Heavy Users

As of 2018-05-18, this dataset has been deprecated and is no longer maintained. See Bug 1455314

Replacement

We've moved to assigning user's an active tag based on total_uri_count, see the Active DAU definition.

The activity of a user based on active_ticks is available in clients_daily in the active_hours_sum field, which has the sum(active_ticks / 720).

To retrieve a client's 28-day active_hours, use the following query:

SELECT submission_date_s3,
       client_id,
       SUM(active_hours_sum) OVER (PARTITION BY client_id
                                   ORDER BY submission_date_s3 ASC
                                   ROWS 27 PRECEDING) AS monthly_active_hours
FROM
    clients_daily

Introduction

The heavy_users table provides information about whether a given client_id is considered a "heavy user" on each day (using submission date).

Contents

The heavy_users table contains one row per client-day, where day is submission_date. A client has a row for a specific submission_date if they were active at all in the 28 day window ending on that submission_date.

A user is a "heavy user" as of day N if, for the 28 day period ending on day N, the sum of their active_ticks is in the 90th percentile (or above) of all clients during that period. For more analysis on this, and a discussion of new profiles, see this link.

Background and Caveats

  1. Data starts at 20170801. There is technically data in the table before this, but the heavy_user column is NULL for those dates because it needed to bootstrap the first 28 day window.
  2. Because it is top the 10% of clients for each 28 day period, more than 10% of clients active on a given submission_date will be considered heavy users.
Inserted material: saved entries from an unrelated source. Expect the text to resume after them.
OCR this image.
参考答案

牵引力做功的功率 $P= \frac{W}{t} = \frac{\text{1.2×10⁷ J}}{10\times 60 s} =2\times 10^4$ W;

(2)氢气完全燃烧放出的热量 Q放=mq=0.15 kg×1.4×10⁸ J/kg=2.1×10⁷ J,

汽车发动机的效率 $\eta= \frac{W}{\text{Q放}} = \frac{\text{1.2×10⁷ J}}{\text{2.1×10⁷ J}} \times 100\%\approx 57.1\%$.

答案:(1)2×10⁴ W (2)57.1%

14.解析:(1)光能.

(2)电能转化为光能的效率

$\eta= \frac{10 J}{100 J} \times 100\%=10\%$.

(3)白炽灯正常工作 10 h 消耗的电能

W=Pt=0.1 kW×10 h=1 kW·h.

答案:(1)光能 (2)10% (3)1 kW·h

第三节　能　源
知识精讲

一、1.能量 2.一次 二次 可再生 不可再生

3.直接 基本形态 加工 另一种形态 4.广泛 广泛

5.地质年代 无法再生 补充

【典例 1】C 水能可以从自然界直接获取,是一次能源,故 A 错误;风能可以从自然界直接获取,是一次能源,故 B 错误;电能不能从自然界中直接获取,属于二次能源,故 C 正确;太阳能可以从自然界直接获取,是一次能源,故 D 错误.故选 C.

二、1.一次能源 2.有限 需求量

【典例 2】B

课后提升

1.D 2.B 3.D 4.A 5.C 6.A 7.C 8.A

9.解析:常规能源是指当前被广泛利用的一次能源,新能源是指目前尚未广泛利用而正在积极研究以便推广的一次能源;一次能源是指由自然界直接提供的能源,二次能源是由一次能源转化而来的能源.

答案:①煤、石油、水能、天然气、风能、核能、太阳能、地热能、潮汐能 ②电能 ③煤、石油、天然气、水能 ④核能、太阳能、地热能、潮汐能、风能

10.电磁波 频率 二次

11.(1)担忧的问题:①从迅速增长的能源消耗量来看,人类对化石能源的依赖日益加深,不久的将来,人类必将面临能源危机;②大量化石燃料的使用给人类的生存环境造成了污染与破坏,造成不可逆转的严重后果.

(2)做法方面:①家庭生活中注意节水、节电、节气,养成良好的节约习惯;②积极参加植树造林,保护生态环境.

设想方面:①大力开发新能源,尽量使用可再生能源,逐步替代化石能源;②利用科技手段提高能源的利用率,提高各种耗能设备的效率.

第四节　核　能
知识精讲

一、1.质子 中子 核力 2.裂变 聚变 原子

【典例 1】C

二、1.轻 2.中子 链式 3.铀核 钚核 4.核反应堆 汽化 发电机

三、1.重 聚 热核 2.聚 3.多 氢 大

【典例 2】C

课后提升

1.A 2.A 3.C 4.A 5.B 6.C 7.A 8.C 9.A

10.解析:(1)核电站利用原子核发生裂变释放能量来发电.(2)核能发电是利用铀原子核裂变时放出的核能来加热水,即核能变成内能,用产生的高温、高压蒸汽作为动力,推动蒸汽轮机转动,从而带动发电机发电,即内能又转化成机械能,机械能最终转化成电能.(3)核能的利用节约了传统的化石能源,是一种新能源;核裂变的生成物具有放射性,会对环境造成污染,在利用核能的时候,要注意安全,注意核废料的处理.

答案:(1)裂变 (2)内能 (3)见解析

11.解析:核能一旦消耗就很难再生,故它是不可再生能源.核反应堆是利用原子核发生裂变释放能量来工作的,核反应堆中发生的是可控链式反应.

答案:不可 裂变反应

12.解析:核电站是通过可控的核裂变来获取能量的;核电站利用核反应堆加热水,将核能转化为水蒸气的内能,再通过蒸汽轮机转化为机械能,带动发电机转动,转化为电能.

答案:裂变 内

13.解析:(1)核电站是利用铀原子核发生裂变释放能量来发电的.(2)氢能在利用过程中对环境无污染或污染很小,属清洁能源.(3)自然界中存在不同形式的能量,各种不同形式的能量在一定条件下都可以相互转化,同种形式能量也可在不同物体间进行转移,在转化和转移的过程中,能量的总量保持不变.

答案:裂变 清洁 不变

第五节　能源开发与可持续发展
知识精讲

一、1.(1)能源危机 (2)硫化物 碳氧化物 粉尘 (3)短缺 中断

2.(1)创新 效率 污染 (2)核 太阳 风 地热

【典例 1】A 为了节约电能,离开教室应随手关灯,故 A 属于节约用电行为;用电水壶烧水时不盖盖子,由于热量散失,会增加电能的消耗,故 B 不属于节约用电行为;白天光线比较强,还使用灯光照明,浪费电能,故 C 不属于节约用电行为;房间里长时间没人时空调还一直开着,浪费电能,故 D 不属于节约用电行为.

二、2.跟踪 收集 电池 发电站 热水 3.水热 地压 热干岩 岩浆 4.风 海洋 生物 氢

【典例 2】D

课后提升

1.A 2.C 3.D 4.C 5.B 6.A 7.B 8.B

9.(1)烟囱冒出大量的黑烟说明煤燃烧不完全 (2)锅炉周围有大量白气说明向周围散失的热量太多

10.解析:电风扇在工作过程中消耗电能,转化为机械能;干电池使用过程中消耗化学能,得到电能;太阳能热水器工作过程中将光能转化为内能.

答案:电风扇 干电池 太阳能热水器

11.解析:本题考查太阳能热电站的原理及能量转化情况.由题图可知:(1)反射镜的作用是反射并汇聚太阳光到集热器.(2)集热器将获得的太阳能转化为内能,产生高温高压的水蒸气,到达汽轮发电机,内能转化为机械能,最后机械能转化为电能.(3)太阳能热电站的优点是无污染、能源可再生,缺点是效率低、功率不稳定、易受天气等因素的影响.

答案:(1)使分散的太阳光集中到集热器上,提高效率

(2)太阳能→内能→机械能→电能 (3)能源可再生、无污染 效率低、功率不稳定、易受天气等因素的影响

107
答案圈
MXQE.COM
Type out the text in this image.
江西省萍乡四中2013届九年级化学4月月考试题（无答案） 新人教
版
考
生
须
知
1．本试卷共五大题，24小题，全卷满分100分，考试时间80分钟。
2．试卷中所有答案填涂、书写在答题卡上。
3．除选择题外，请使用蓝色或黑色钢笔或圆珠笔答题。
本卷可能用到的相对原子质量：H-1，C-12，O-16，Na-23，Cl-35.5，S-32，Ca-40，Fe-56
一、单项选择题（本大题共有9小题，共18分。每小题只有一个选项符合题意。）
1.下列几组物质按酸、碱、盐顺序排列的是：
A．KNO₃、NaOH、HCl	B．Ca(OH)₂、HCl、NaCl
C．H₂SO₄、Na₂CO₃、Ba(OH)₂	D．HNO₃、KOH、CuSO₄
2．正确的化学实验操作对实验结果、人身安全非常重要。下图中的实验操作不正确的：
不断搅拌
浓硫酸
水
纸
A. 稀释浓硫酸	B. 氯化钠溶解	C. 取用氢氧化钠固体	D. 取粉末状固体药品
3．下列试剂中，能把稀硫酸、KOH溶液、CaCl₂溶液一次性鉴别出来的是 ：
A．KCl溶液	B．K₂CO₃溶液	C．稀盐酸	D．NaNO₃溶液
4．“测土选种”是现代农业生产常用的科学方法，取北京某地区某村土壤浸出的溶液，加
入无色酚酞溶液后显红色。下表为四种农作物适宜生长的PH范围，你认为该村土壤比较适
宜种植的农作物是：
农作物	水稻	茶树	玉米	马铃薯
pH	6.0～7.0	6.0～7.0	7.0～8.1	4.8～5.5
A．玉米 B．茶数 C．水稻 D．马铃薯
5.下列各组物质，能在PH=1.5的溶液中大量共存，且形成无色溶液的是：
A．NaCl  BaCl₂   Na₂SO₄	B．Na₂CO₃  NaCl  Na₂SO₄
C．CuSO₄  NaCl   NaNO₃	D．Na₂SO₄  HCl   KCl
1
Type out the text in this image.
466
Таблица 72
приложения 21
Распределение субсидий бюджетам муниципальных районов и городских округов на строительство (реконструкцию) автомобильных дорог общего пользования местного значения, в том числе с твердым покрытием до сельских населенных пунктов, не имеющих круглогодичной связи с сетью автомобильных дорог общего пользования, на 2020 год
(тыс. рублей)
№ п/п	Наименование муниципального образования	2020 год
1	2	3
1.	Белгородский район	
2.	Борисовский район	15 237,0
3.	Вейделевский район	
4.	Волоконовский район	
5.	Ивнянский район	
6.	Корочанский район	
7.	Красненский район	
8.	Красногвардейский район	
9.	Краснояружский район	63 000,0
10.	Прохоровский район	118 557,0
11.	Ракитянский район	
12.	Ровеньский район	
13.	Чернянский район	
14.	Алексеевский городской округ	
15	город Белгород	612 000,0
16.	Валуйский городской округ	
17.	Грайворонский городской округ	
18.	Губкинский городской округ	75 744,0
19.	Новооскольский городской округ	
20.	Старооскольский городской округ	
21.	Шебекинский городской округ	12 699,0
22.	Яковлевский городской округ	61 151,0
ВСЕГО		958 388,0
If you join with another data source (main_summary, for example), you may see a larger proportion of heavy users than expected.
  3. Each day has a separate, but related, set of heavy users. Initial investigations show that approximately 97.5% of heavy users as of a certain day are still considered heavy users as of the next day.
  4. There is no "fixing" or weighting of new profiles - days before the profile was created are counted as zero active_ticks. Analyses may need to use the included profile_creation_date field to take this into account.

Accessing the Data

The data is available both via sql.t.m.o and Spark.

In Spark:

spark.read.parquet("s3://telemetry-parquet/heavy_users/v1")

In SQL:

SELECT * FROM heavy_users LIMIT 3

Further Reading

The code responsible for generating this dataset is here

Data Reference

Example Queries

Example queries:

Scheduling

This dataset is updated daily via the telemetry-airflow infrastructure. The job DAG runs every day after main_summary is complete. You can find the job definition here.

Schema

As of 2017-10-05, the current version of the heavy_users dataset is v1, and has a schema as follows:

root
 |-- client_id: string (nullable = true)
 |-- sample_id: integer (nullable = true)
 |-- profile_creation_date: long (nullable = true)
 |-- active_ticks: long (nullable = true)
 |-- active_ticks_period: long (nullable = true)
 |-- heavy_user: boolean (nullable = true)
 |-- prev_year_heavy_user: boolean (nullable = true)
 |-- submission_date_s3: string (nullable = true)

Code Reference

This dataset is generated by telemetry-batch-view. Refer to this repository for information on how to run or augment the dataset.